Revolutionizing Protein Function Prediction: The Introduction of DeepGO-SE
July 18, 2024Protein function prediction is one of the key challenges in modern biology and bioinformatics, enabling a deeper understanding of the roles and interactions of proteins within living systems. Accurate functional descriptions of proteins are essential for tasks such as drug target identification, understanding disease mechanisms, and improving biotechnological applications in industry. Despite advances in predicting protein structures, predicting protein function remains challenging due to the complexity and limited number of known functions.
The Gene Ontology (GO) is a vital tool in this domain, providing a structured vocabulary for molecular functions, biological processes, and cellular components. Researchers identify protein functions through experiments and add this data to knowledge bases like the UniProtKB/Swiss-Prot database, which contains manually curated GO annotations for over 550,000 proteins.
Recent advancements in protein function prediction methods leverage various data sources, such as sequence, interactions, tertiary structure, literature, coexpression, phylogenetic analysis, and GO information. These methods use advanced machine learning techniques, including deep convolutional neural networks (CNNs), language models like long short-term memory (LSTM) networks and transformers, and pretrained protein language models to represent amino acid sequences.
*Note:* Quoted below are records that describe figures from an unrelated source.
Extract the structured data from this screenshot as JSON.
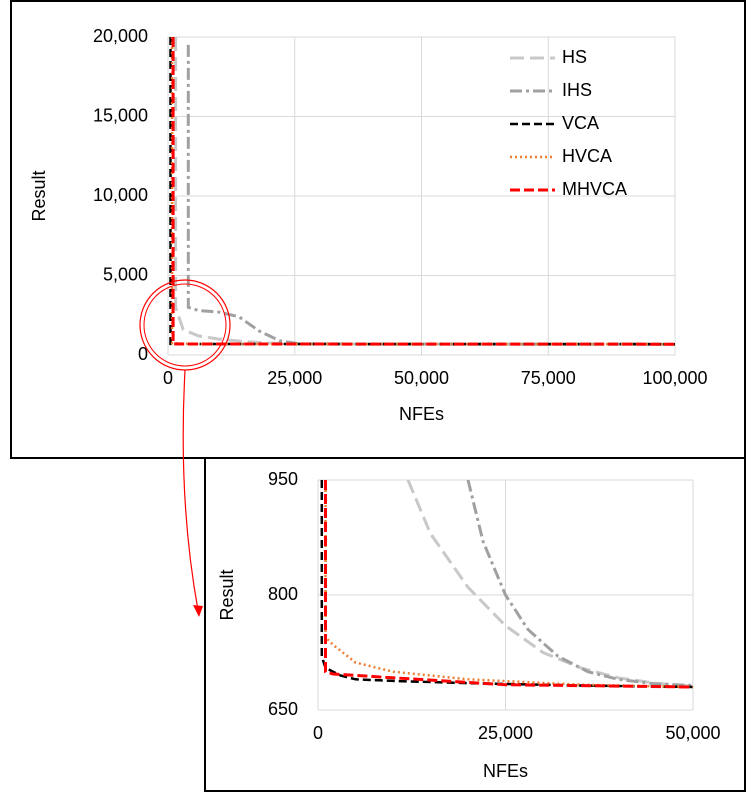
{
  "chart_data": [
    {
      "type": "line",
      "xlabel": "NFEs",
      "ylabel": "Result",
      "xlim": [
        0,
        100000
      ],
      "ylim": [
        0,
        20000
      ],
      "xticks": [
        0,
        {
          "value": 25000,
          "label": "25,000"
        },
        {
          "value": 50000,
          "label": "50,000"
        },
        {
          "value": 75000,
          "label": "75,000"
        },
        {
          "value": 100000,
          "label": "100,000"
        }
      ],
      "yticks": [
        0,
        {
          "value": 5000,
          "label": "5,000"
        },
        {
          "value": 10000,
          "label": "10,000"
        },
        {
          "value": 15000,
          "label": "15,000"
        },
        {
          "value": 20000,
          "label": "20,000"
        }
      ],
      "grid": true,
      "legend": "top-right",
      "series": [
        {
          "name": "HS",
          "color": "#c8c8c8",
          "x": [
            1500,
            1500,
            3000,
            6000,
            10000,
            15000,
            20000,
            25000,
            100000
          ],
          "values": [
            20000,
            3000,
            1600,
            1200,
            1000,
            850,
            750,
            690,
            680
          ]
        },
        {
          "name": "IHS",
          "color": "#a0a0a0",
          "x": [
            4000,
            4000,
            6000,
            10000,
            14000,
            18000,
            22000,
            26000,
            100000
          ],
          "values": [
            19500,
            3000,
            2800,
            2700,
            2400,
            1500,
            900,
            700,
            680
          ]
        },
        {
          "name": "VCA",
          "color": "#000000",
          "x": [
            500,
            500,
            3000,
            100000
          ],
          "values": [
            20000,
            700,
            690,
            680
          ]
        },
        {
          "name": "HVCA",
          "color": "#ed7d31",
          "x": [
            800,
            800,
            5000,
            100000
          ],
          "values": [
            20000,
            740,
            700,
            680
          ]
        },
        {
          "name": "MHVCA",
          "color": "#ff0000",
          "x": [
            1000,
            1000,
            3000,
            100000
          ],
          "values": [
            20000,
            700,
            690,
            680
          ]
        }
      ]
    },
    {
      "type": "line",
      "xlabel": "NFEs",
      "ylabel": "Result",
      "xlim": [
        0,
        50000
      ],
      "ylim": [
        650,
        950
      ],
      "xticks": [
        0,
        {
          "value": 25000,
          "label": "25,000"
        },
        {
          "value": 50000,
          "label": "50,000"
        }
      ],
      "yticks": [
        650,
        800,
        950
      ],
      "grid": true,
      "series": [
        {
          "name": "HS",
          "color": "#c8c8c8",
          "x": [
            12000,
            15000,
            20000,
            25000,
            30000,
            35000,
            40000,
            45000,
            50000
          ],
          "values": [
            950,
            880,
            810,
            760,
            725,
            705,
            692,
            685,
            681
          ]
        },
        {
          "name": "IHS",
          "color": "#a0a0a0",
          "x": [
            20000,
            22000,
            25000,
            28000,
            32000,
            36000,
            40000,
            45000,
            50000
          ],
          "values": [
            950,
            870,
            800,
            755,
            720,
            700,
            690,
            684,
            682
          ]
        },
        {
          "name": "VCA",
          "color": "#000000",
          "x": [
            500,
            500,
            1000,
            3000,
            5000,
            10000,
            20000,
            35000,
            50000
          ],
          "values": [
            950,
            720,
            705,
            695,
            690,
            688,
            685,
            682,
            680
          ]
        },
        {
          "name": "HVCA",
          "color": "#ed7d31",
          "x": [
            1000,
            1000,
            2000,
            5000,
            10000,
            20000,
            35000,
            50000
          ],
          "values": [
            950,
            745,
            735,
            712,
            700,
            690,
            683,
            680
          ]
        },
        {
          "name": "MHVCA",
          "color": "#ff0000",
          "x": [
            1000,
            1000,
            2000,
            10000,
            25000,
            50000
          ],
          "values": [
            950,
            700,
            697,
            692,
            683,
            680
          ]
        }
      ]
    }
  ]
}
Some methods incorporate protein-protein interactions using knowledge graph embeddings and graph convolutional neural networks, while others apply natural language models to scientific literature for automated function prediction.
However, many prediction methods still rely heavily on sequence similarity, which can be unreliable for proteins with little or no sequence similarity to known functional domains. This limitation highlights the need for methods that use diverse information sources to predict functions accurately, especially for biological processes and cellular components, which require knowledge of protein interactions within an organism’s proteome.
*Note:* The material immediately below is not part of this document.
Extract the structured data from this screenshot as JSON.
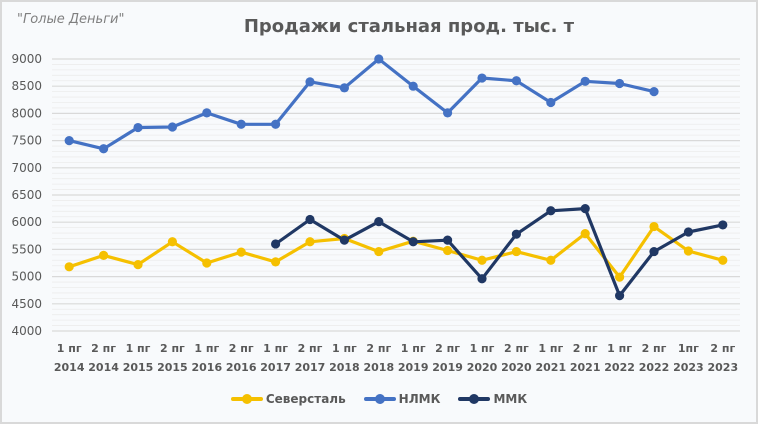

Ontologies, formal theories specifying class meanings using logic-based language, offer an underutilized information source for predicting protein functions. By incorporating formal axioms from GO into machine learning models, researchers can leverage background knowledge to improve prediction accuracy and efficiency through knowledge-enhanced machine learning.
Enter DeepGO-SE, a groundbreaking protein function prediction method that combines a pretrained large protein language model with a neuro-symbolic model performing function prediction as approximate semantic entailment. Using the ESM2 protein language model, DeepGO-SE generates protein representations and projects them into an embedding space (ELEmbeddings) created from GO axioms. This approach allows for the use of ontology axioms to enhance prediction accuracy.
DeepGO-SE also improves predictions for complex biological processes and cellular components by incorporating protein-protein interaction networks. This method demonstrates that while molecular functions can be predicted from single proteins, predicting biological processes and cellular components requires information about multiple protein interactions.
In rigorous evaluations using the UniProtKB/Swiss-Prot dataset, DeepGO-SE significantly outperformed baseline methods across all GO subontologies. The model achieved a maximum F measure of 0.554 for molecular functions, 0.432 for biological processes, and 0.721 for cellular components, highlighting its superior performance in function prediction.
Furthermore, DeepGO-SE was validated using the neXtProt dataset, where it achieved the best maximum F measure for molecular functions and biological processes, demonstrating its robustness across different datasets. The model’s ability to predict functions based on structural homologues further confirms its reliability.
DeepGO-SE’s innovative approach represents a significant advancement in protein function prediction, offering improved accuracy and the ability to predict novel protein functions. This breakthrough paves the way for better understanding of protein roles in living systems, with far-reaching implications for drug discovery, disease research, and biotechnology.
The DeepGO-SE Advantage:
- Knowledge-Enhanced Learning: DeepGO-SE integrates formal axioms from GO into machine learning models, improving prediction accuracy through knowledge-enhanced learning.
- Diverse Information Sources: The method combines data from protein sequences, structures, and interactions, offering a comprehensive approach to function prediction.
- Improved Accuracy: DeepGO-SE significantly outperforms existing methods, especially for complex biological processes and cellular components.
- Validation Across Datasets: The model’s robustness is confirmed through evaluations on both the UniProtKB/Swiss-Prot and neXtProt datasets.
- Structural Homologue Analysis: DeepGO-SE reliably predicts functions based on structural similarities, even for proteins with low sequence identity.
In summary, DeepGO-SE represents a revolutionary step forward in protein function prediction, leveraging advanced machine learning techniques and diverse data sources to provide more accurate and comprehensive functional descriptions of proteins. This development has the potential to transform various fields, from drug discovery to biotechnology, by enhancing our understanding of protein functions and interactions.
Journal reference:
Kulmanov, M., et al. (2024). Protein function prediction as approximate semantic entailment. Nature Machine Intelligence. doi.org/10.1038/s42256-024-00795-w.